The Veracode Software Composition Analysis (SCA) agent, also referred to as the scanner, is the program that builds and scans your code to find third-party libraries and the vulnerabilities contained in those libraries.
Workspace agents let you scan projects and put their results in a specific workspace. When you create a new workspace, you can set up at least one agent for that workspace to scan projects into that workspace.
For organizations that want to minimize setup for new workspaces, Veracode offers agents at the organization level. One organization agent can scan into any workspace. You simply identify which workspace at scan time using a flag, called a workplace slug, or an environment variable.
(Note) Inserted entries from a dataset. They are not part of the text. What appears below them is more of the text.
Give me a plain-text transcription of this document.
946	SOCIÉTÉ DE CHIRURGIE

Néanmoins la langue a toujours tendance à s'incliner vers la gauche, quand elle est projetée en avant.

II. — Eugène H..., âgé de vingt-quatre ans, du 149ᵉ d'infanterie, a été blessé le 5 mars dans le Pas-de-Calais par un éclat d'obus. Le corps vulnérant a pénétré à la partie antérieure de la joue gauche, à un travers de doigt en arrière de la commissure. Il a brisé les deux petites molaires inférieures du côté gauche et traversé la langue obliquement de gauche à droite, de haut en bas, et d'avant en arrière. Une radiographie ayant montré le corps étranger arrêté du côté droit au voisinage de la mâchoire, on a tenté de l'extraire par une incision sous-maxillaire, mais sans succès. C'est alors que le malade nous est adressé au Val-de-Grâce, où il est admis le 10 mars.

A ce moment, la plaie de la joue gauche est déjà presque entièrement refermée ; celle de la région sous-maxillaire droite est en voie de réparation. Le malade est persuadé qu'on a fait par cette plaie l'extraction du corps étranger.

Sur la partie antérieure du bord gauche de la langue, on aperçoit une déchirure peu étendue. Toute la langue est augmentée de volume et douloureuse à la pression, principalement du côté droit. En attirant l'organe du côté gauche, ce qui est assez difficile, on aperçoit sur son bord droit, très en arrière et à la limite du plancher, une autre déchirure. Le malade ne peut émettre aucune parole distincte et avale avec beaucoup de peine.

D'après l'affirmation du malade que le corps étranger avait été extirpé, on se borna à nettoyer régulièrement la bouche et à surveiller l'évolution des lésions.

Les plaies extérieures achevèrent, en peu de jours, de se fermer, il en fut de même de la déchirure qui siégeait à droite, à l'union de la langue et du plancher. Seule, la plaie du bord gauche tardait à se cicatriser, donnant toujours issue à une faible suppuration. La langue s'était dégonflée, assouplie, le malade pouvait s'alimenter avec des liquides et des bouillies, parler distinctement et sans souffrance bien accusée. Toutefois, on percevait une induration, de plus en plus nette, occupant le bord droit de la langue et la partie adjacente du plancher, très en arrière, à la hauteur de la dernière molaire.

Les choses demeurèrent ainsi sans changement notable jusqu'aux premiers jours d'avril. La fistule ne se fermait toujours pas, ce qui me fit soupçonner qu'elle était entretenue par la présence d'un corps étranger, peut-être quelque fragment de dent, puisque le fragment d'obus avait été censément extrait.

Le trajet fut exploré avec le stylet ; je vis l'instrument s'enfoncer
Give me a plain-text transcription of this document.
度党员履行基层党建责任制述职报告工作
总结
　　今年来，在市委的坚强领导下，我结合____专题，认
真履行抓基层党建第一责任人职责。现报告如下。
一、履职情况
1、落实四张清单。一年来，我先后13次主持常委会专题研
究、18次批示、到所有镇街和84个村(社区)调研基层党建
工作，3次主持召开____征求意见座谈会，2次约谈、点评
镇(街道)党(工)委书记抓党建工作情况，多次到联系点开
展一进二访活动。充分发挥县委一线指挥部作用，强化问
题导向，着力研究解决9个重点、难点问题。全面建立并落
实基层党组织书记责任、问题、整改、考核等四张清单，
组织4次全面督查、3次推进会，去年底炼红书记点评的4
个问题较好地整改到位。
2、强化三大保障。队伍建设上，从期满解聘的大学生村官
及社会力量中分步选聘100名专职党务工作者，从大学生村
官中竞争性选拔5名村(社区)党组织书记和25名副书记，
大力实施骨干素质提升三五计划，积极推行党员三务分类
Workspace agent permissions
If you have the Security Lead role, you can manage any workspace agent.
If you have the Workspace Administrator, Workspace Editor, or Submitter role, you can manage agents for a specific workspace.
Organization-level agent permissions
If you have the Security Lead role, you can create, view, update, and delete organization-level agents.
Scanning with an organization-level agent for desktop operating systems
When scanning with an organization-level agent, append the workspace flag and slug after the scan command:
srcclr scan --ws=<workspace slug>
To find the workspace slug, select the desired workspace from the menu and copy the slug from the field below.
The workspace slug can also be found in the URL of the workspace when you are on any workspace page.
Scanning with an organization-level agent for desktop operating systems using CI
For organization-level agents, follow the workspace agent instructions, but also add the environment variable
SRCCLR_WORKSPACE_SLUG to the appropriate configuration file. The value of this variable is the same as above.